Women’s Suffrage Time Line : Important History

The table below shows key events in the struggle for women's suffrage in America. Kids today, do not realize what our women ancestors did to get women's rights. Is it still taught in schools? It should!

1837 Young teacher Susan B. Anthony asked for equal pay for women teachers.
1848 July 14: call to a woman's rights convention appeared in a Seneca County, New York, newspaper.

July 19-20: Woman's Rights Convention held in Seneca Falls, New York, issuing the Seneca Falls Declaration of Sentiments

1850 October: first National Woman's Rights Convention was held in Worcester, Massachusetts.
1851 Sojourner Truth defends woman's rights and "Negroes' rights" at a women's convention in Akron, Ohio.
1855 Lucy Stone and Henry Blackwell married in a ceremony renouncing the legal authority of a husband over a wife, and Stone kept her last name.
1866 American Equal Rights Association to join causes of black suffrage and women's suffrage
1868 New England Woman Suffrage Association founded to focus on woman suffrage; dissolves in a split in just another year.

January 8: first issue of The Revolution appeared.

1869 American Equal Rights Association splits.

National Woman Suffrage Association founded primarily by Susan B. Anthony and Elizabeth Cady Stanton.

November: American Woman Suffrage Association founded in Cleveland, created primarily by Lucy Stone, Henry Blackwell, Thomas Wentworth Higginson, and Julia Ward Howe.

December 10: Wyoming territory passed a law permitting women to vote.

1872 Republican Party platform included a reference to woman suffrage.

Campaign was initiated by Susan B. Anthony to encourage women to register to vote and then vote, using the Fourteenth Amendment as justification.

November 5: Susan B. Anthony and others attempted to vote; some, including Anthony, are arrested.

June 1873 Susan B. Anthony was tried for "illegally" voting.
1878 January 10: The "Anthony Amendment" to extend the vote to women was introduced into the United States Congress.
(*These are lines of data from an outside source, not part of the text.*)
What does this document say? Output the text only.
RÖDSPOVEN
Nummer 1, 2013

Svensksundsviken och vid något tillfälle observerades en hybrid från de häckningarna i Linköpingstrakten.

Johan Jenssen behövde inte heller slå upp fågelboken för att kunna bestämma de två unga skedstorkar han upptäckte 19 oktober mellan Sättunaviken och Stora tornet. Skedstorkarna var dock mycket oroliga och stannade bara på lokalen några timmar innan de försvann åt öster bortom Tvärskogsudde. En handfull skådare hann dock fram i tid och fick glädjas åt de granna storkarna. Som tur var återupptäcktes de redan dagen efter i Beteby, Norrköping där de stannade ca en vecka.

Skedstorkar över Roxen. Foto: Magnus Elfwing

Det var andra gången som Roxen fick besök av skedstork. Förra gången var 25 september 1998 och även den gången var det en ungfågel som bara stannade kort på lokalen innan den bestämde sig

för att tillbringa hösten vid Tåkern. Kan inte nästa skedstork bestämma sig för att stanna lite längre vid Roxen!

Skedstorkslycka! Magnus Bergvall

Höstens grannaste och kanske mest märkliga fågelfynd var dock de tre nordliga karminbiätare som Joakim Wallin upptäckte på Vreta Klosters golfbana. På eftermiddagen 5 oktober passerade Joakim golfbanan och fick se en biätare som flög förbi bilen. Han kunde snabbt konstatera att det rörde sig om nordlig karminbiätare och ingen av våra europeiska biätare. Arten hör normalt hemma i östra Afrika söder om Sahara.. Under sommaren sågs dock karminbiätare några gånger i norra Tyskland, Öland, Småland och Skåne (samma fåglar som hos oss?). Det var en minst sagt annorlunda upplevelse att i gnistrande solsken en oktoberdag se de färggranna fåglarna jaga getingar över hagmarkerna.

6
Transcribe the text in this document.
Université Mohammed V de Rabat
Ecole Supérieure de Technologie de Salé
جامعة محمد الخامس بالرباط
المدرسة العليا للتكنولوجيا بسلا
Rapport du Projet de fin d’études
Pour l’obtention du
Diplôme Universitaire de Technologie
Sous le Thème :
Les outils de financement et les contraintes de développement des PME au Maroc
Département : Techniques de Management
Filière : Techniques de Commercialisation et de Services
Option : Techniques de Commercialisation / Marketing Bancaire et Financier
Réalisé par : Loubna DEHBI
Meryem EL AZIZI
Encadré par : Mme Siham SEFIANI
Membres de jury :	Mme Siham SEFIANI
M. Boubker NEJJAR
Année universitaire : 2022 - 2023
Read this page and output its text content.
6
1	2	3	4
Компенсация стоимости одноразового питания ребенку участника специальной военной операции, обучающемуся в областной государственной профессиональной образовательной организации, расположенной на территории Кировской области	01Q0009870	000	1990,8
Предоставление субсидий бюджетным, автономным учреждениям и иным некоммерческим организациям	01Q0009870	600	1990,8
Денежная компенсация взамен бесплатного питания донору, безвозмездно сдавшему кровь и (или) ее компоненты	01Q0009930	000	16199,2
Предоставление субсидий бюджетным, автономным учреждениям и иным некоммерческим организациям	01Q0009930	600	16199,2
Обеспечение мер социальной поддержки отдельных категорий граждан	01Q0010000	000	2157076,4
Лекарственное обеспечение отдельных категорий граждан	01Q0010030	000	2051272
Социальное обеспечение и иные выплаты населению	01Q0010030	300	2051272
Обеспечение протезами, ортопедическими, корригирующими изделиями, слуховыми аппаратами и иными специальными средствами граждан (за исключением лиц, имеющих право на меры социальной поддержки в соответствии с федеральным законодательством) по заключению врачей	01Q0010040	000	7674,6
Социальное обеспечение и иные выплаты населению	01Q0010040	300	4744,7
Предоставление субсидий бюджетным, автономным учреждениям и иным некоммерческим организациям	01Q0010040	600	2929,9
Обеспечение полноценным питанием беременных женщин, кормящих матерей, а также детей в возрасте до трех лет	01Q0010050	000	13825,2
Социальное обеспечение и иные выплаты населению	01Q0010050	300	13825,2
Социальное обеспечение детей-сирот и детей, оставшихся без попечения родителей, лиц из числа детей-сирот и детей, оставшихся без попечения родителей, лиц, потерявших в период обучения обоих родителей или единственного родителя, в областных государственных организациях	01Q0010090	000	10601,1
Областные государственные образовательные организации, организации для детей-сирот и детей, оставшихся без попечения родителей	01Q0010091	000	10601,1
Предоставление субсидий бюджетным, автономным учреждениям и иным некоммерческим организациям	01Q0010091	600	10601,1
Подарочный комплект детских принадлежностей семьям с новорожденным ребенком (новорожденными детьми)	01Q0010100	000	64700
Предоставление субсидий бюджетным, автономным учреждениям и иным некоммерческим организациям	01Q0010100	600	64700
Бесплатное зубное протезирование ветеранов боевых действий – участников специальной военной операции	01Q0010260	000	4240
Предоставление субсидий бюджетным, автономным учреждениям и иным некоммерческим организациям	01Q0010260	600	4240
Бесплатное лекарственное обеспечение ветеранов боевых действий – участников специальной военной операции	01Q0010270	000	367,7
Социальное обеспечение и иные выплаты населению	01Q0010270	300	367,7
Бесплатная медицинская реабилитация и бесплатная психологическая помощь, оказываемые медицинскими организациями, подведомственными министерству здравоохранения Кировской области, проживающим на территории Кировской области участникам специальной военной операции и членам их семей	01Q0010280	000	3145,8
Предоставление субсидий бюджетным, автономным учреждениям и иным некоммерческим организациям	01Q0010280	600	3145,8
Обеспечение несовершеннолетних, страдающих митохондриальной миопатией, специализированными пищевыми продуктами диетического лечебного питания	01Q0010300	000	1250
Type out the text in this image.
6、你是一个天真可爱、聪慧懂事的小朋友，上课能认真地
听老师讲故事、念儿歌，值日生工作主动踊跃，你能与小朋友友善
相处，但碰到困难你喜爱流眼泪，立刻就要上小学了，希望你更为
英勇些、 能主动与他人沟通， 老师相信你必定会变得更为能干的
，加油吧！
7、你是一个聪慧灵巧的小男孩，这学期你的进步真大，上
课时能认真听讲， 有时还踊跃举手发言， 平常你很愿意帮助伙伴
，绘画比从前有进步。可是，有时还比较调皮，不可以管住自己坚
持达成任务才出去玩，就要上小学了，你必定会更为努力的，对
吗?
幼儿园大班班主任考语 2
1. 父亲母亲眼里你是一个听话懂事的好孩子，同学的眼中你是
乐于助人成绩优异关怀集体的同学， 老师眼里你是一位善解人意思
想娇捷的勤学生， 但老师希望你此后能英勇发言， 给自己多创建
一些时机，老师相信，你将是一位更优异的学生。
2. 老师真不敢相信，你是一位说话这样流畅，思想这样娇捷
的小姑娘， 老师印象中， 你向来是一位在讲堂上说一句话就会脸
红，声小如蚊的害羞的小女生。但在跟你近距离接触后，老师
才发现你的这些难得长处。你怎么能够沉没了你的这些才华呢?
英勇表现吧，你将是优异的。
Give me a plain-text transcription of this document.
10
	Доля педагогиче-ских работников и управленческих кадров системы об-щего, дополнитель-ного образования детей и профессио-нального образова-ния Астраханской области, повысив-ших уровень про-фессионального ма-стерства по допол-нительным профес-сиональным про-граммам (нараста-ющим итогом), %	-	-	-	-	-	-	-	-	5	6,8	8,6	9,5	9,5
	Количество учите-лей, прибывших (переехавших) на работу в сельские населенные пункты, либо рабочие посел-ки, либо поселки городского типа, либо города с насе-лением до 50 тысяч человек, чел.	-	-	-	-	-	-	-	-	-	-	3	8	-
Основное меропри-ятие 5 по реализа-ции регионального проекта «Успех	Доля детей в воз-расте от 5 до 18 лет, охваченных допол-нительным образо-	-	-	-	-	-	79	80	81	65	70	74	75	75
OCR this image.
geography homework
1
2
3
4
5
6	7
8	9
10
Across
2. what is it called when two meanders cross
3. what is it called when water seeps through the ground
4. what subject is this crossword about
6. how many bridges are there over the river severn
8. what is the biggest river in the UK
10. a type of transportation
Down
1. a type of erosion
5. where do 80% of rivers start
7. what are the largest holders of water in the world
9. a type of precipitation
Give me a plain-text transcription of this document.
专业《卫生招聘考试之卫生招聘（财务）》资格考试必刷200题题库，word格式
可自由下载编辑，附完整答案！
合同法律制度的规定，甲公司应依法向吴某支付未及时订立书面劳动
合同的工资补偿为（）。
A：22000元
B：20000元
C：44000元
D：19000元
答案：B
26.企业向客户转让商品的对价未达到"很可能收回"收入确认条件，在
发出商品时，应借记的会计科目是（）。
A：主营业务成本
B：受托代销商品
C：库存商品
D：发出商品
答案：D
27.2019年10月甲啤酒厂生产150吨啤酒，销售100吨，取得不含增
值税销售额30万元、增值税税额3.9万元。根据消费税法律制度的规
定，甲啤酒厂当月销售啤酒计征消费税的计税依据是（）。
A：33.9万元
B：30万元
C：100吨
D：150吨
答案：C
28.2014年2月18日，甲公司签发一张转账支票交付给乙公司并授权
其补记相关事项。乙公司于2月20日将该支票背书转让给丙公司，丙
First Senate committee hearing on the Anthony Amendment.

1880 Lucretia Mott died.
1887 Three volumes of a history of the woman suffrage effort were published, written primarily by Elizabeth Cady Stanton, Susan B. Anthony, and Mathilda Jocelyn Gage.
1890 American Woman Suffrage Association and National Woman Suffrage Association merge into the National American Woman Suffrage Association.
1893 Colorado passed a referendum giving women the vote.

Lucy Stone died.

1887 January 25: The United States Senate voted on woman suffrage for the first time -- and also for the last time in 25 years.
1896 Utah and Idaho passed woman suffrage laws.
1900 Carrie Chapman Catt became president of the National American Woman Suffrage Association.
1902 Elizabeth Cady Stanton died.
1904 Anna Howard Shaw became president of the National American Woman Suffrage Association.
1906 Susan B. Anthony died.
1910 Washington State established woman suffrage.
1912 May 4: Women marched up Fifth Avenue in New York City, demanding the vote.
1913 Women in Illinois were given the vote in most elections -- the first state East of the Mississippi to pass a woman suffrage law.

Alice Paul formed the Congressional Union for Woman Suffrage, first within the National American Woman Suffrage Association.

May 4: About 5,000 paraded for woman suffrage up Pennsylvania Avenue in Washington, DC.

1914 The Congressional Union split from the National American Woman Suffrage Association.
1915 Carrie Chapman Catt elected to presidency of the National American Woman Suffrage Association.
1916 The Congressional Union recreated itself as the National Woman's Party.
1917 National American Woman Suffrage Association officers meet with President Wilson. (photo)

National Woman's Party began picketing the White House.

June: Arrests began of pickets at the White House.

Montana elected Jeannette Rankin to the United States Congress.

1918 January 10: House of Representatives passed the Anthony Amendment but the Senate failed to pass it.

March: A court declared invalid the White House suffrage protest arrests.

1919 May 21: United States House of Representatives passed the Anthony Amendment again.

June 4: United States Senate approved the Anthony Amendment.

1920 August 18: Tennessee legislature ratified the Anthony Amendment by a single vote, giving the Amendment the necessary states for ratification.

August 24: Tennessee governor signed the Anthony Amendment.

August 26: United States Secretary of State signed the Anthony Amendment into law.

1923 Equal Rights Amendment introduced into the United States Congress.